In January 2014, Cognoptix announced the strong results of a multi-site clinical trial of its SAPPHIRE II eye test designed to identify Alzheimer’s disease patients via a beta-amyloid (Ab) signature in their eyes.
The study used a fluorescent ligand eye scanning technique in 20 patients who were clinically diagnosed with probable Alzheimer’s Disease and 20 patients without the disease, according to the study.
The Sapphire II eye test demonstrated a sensitivity of 85 percent and a specificity of 95 percent by differentiating the patients via the detection of a beta-amyloid signature in their eyes, according to the press release.

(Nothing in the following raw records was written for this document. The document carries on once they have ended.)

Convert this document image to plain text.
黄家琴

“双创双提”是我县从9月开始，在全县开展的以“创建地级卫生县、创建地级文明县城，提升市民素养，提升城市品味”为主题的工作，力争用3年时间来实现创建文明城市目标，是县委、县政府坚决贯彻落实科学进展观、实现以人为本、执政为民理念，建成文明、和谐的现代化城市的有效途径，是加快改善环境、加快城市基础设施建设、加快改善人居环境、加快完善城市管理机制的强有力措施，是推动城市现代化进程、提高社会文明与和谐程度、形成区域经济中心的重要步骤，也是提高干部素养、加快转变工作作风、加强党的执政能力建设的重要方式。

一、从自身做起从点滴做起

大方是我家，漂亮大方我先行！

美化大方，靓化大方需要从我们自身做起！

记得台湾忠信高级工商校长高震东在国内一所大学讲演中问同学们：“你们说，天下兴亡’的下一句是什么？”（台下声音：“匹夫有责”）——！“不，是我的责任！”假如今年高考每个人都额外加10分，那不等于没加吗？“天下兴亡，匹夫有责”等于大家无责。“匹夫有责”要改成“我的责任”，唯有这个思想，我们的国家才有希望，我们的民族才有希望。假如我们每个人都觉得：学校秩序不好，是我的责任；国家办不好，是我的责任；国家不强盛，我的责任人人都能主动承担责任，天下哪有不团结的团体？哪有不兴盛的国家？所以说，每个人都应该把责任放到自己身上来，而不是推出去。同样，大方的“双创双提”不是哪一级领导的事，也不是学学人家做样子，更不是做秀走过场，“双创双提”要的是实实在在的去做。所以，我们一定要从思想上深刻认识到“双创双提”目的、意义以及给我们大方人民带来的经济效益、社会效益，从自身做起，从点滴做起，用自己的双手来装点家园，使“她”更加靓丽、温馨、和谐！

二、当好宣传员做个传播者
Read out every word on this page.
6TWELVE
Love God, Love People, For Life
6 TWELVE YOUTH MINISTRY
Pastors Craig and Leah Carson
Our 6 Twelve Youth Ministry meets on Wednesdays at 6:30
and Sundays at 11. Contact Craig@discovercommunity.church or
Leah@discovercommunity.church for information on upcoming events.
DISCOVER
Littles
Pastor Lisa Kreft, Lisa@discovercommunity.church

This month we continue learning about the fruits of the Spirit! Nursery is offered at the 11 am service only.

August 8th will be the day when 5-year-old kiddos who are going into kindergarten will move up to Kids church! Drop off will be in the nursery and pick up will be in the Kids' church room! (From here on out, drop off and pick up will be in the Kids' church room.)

The results validate a previous clinical trial of the Cognoptix drug/device combination eye test.
“This simple SAPPHIRE eye test has the potential to change the way that Alzheimer’s disease is detected and managed,” said Carl Sadowsky, MD, FAAN, Medical Director, Premiere Research Institute, West Palm Beach, Fla., and a principal investigator in both the feasibility and pre-pivotal clinical trials of the SAPPHIRE eye test.”
The Sapphire II has been classified as a device/drug combination product by the U.S. Food and Drug Administration. It consists of a laser-based reading device and a consumable ophthalmic ointment, according to Cognoptix.
As reported in the press release, the Sapphire II testing system is approved only for investigational use in the U.S.